Emotional indie rockers go light on the posturing, heavy on the guitars.

SAN FRANCISCO — Somewhere between the simple urgency of three-chord punk and the accessibility of pure pop, there is an emerging gray area where At the Drive-In and the Get Up Kids find their audience.

The label most often applied is "emo," for the bands' emotional subject matter and delivery. But at San Francisco's Bottom of the Hill on Thursday, the capacity crowd didn't seem to care about labels or definitions; they were happy just to witness the display of raw musical emotion.

When El Paso, Texas, five-piece At the Drive-In took the stage, it would have been easy to expect pure comedy from singer Cedric Bixler, with his giant afro and Richard Simmons T-shirt.

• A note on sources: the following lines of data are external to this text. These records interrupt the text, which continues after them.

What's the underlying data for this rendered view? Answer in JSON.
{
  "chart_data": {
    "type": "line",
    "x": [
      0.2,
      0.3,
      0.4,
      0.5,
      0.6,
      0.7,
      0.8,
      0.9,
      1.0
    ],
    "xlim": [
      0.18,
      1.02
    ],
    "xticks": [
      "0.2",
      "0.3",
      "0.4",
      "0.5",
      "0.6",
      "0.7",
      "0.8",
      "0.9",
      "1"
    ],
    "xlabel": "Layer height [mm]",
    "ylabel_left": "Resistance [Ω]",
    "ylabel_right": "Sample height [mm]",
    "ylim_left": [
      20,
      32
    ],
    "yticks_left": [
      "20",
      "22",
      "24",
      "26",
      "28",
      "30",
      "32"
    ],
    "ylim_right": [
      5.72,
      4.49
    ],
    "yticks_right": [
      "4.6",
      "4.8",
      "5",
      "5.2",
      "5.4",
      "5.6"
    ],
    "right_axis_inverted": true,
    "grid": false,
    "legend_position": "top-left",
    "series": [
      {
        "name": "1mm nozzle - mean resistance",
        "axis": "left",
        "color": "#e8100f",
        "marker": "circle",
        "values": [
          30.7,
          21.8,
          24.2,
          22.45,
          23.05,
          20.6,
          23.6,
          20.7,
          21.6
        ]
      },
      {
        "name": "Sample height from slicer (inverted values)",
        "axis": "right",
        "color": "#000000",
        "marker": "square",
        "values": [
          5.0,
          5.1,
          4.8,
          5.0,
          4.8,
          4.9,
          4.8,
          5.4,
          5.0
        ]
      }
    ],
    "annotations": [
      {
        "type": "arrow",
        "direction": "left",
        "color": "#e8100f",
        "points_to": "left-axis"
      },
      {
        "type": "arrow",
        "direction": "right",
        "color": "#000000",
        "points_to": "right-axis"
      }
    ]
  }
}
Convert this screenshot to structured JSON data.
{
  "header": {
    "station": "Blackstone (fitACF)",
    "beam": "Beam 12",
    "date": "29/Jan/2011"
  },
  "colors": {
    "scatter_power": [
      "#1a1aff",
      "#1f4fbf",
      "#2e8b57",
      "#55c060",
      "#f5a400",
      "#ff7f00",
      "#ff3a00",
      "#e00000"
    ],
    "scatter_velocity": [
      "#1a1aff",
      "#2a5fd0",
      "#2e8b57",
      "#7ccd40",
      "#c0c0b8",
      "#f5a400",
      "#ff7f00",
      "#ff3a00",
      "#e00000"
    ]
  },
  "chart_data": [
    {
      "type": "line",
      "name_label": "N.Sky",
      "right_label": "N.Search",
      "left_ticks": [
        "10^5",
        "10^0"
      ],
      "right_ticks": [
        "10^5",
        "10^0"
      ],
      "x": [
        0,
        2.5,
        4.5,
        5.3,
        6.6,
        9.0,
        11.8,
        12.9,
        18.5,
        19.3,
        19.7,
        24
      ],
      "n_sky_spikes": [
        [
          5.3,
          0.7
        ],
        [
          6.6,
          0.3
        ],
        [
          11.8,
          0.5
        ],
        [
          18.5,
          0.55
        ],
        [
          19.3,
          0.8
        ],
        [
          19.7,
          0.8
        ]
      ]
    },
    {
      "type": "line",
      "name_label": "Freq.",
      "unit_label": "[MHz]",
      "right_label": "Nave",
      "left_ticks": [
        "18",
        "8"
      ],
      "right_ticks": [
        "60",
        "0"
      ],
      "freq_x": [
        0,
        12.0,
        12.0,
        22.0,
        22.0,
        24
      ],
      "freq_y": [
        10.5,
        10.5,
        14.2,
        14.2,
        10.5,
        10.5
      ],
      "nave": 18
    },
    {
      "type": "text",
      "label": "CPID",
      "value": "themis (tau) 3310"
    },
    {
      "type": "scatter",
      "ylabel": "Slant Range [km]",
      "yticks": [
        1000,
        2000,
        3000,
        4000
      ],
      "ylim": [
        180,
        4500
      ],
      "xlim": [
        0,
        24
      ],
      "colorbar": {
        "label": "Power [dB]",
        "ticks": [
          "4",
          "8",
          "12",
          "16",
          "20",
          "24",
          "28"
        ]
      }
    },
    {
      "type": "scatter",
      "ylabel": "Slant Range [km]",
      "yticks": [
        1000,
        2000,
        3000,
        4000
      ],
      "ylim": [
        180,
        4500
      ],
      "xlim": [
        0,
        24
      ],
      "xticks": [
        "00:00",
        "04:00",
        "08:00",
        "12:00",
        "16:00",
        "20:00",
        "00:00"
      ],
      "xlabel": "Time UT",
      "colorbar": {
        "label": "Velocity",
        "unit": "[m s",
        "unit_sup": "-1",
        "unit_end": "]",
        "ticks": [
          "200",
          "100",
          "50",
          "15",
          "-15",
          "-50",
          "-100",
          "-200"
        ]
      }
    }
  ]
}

Instead, he and his bandmates treated the packed club to a display of guitar-driven rock filled with sweeping choruses and slower interludes that filled the room with an edgy quiet as the crowd waited for the next outburst.

As they tore through numbers from their latest EP, Vaya, including "Rascuache" (RealAudio excerpt) and "198d" (RealAudio excerpt), Bixler and his bandmates — Omar Rodriguez-Lopez (guitar), Jim Ward (guitar/keyboards), Pall Hinojos (bass) and Tony Hajjar (drums) — bashed away at their instruments and the hot, heavy air around them as the audience listened intently, many bobbing their heads with their eyes closed.

At the end of several numbers, there was a startled silence between the end of one song and the beginning of the applause.

Careening around the stage, the bandmembers (all in their early 20s) weren't displaying their skill at macho posturing — they were throwing their songs to the audience with an urgency that the songs themselves seemed to require.

Bixler spent much of the show airborne, and even more time on his knees. He also hung from a ceiling beam, kicked at the wall and gesticulated at every chance, working up more of a sweat than the workout guru on his T-shirt probably ever did.

At the Drive-In fan Mike Richards, 21, of San Francisco, said that although he loves their records, live shows are what they do best.

"They transfer the same amount of energy, if not more, to the stage," he said. "You buy a record, like it, and go to the show, and then you wish it was a live record."

Headliners the Get Up Kids had a hard act to follow, but they dug in and took on the challenge with considerable energy. Their poppier, more straightforward sound was evident in the songs "Holiday" (RealAudio excerpt) and "Red Letter Day" (RealAudio excerpt), from their new LP, Something to Write Home About.

The Kansas City, Mo., five-piece had several audience members shouting requests between songs — some they played, some they didn't. The band has been touring the U.S. behind its second full-length LP for several months. Next it heads to Europe, Japan and Australia, followed by another U.S. tour.

Ashley McDaid, 22, of Oakland, Calif., was impressed with the variety of sounds at the show. "It had so many kinds of music. Get Up Kids are kind of poppy, At the Drive-In was harder and [openers] No Knife is very melodic."